Arrêté le 28 octobre dernier et transféré dans la funeste prison de Kahrizak (sud de Téhéran), le blogueur iranien Sattar Beheshti, 35 ans, a été retrouvé mort une semaine plus tard dans sa cellule.
DOCUMENT – La traduction du dernier post de Sattar Beheshti :
Cela fait un certain temps que le régime islamique [la République islamique d’Iran, NDLR], en usant de toutes sortes de mesures répressives, incluant la torture et la menace d’exécution, a accentué la pression sur les activistes iraniens indépendants pour les empêcher d’exprimer leurs vues sur les affaires courantes du pays ! Un régime qui, sur une base quotidienne, pose toutes sortes de problèmes aux militants indépendants. Menaces par e-mails, filtrage des médias sur Internet, arrestation de gens en pleine rue, représentent le minimum de ce que réalise chaque jour ce régime.
Pas plus tard qu’hier, ces agents m’ont annoncé que ma mère devrait bientôt revêtir ses habits de deuil. « Tu devrais fermer ta gueule », m’ont-ils averti. « Je n’en ai pas besoin », leur ai-je répondu. « Tu es trop bavard », ont-ils objecté. « J’écris juste ce que je vois et entends », ai-je insisté. « Nous ferons de toi tout ce dont on a envie », ont-ils poursuivi. « Mais tu la fermeras pour de bon, ou alors pour toujours, dans l’anonymat le plus total ! Sans que personne sache ce qu’il t’est arrivé. » Ils m’ont alors répété que d’autres comme moi, « les peuples palestiniens et bahreïnis, demeurent dans la détresse, sans que cela émeuve qui que ce soit. Or, toi, tu es un traître pour ton pays ! »
Non, je ne suis pas un traître. Ni moi ni mes semblables. Nous adorons notre pays et notre peuple, et s’il y a des traîtres ici, c’est vous. Les coups de téléphone menaçants ne cessent de nous perturber, jour et nuit, comme si nous n’avions aucun autre choix que de nous taire. Je ne dis pas ça en tant que traître, mais en tant qu’Iranien : je ne peux me taire face à toute cette tragédie ; j’ose dire aujourd’hui que vous, messieurs, êtes ceux qui sont trop bavards.

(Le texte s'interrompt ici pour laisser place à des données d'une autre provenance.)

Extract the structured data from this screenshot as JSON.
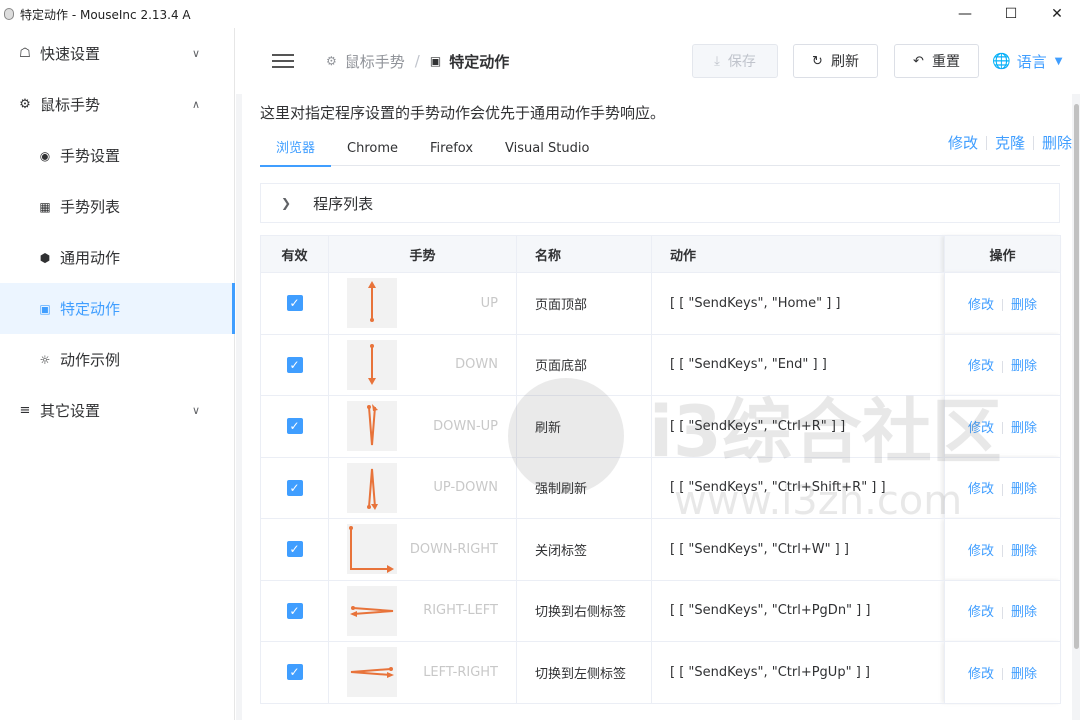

Vous êtes ceux qui, avec vos conneries quotidiennes, conduisent le pays chaque jour plus vite vers le désastre. Je ne resterai pas silencieux, même si la mort se profile à l’horizon. Les menaces, d’où qu’elles viennent, ne fonctionnent plus.
Propagande iranienne
Je ne resterai pas silencieux, peu importe où je serai conduit. C’est vous, messieurs, qui aurez à vous taire. Mettez fin à vos injustices et j’arrêterai de les dénoncer. Le régime islamique ne cesse d’insister sur la tragédie des peuples de Palestine et de Bahreïn, ainsi que celle d’autres pays, en dénonçant le manque d’informations et de soutien pour eux. Mais il ne pipe mot au sujet de la propagande que sa propre télévision diffuse, de manière si professionnelle. Ainsi, ce sont films et reportages à outrance qui évoquent la prétendue tragédie des peuples de Palestine et de Bahreïn. Ils visent à lobotomiser notre peuple. Mais en réalité, la propagande est si outrancière qu’elle ne fait que nous dégoûter.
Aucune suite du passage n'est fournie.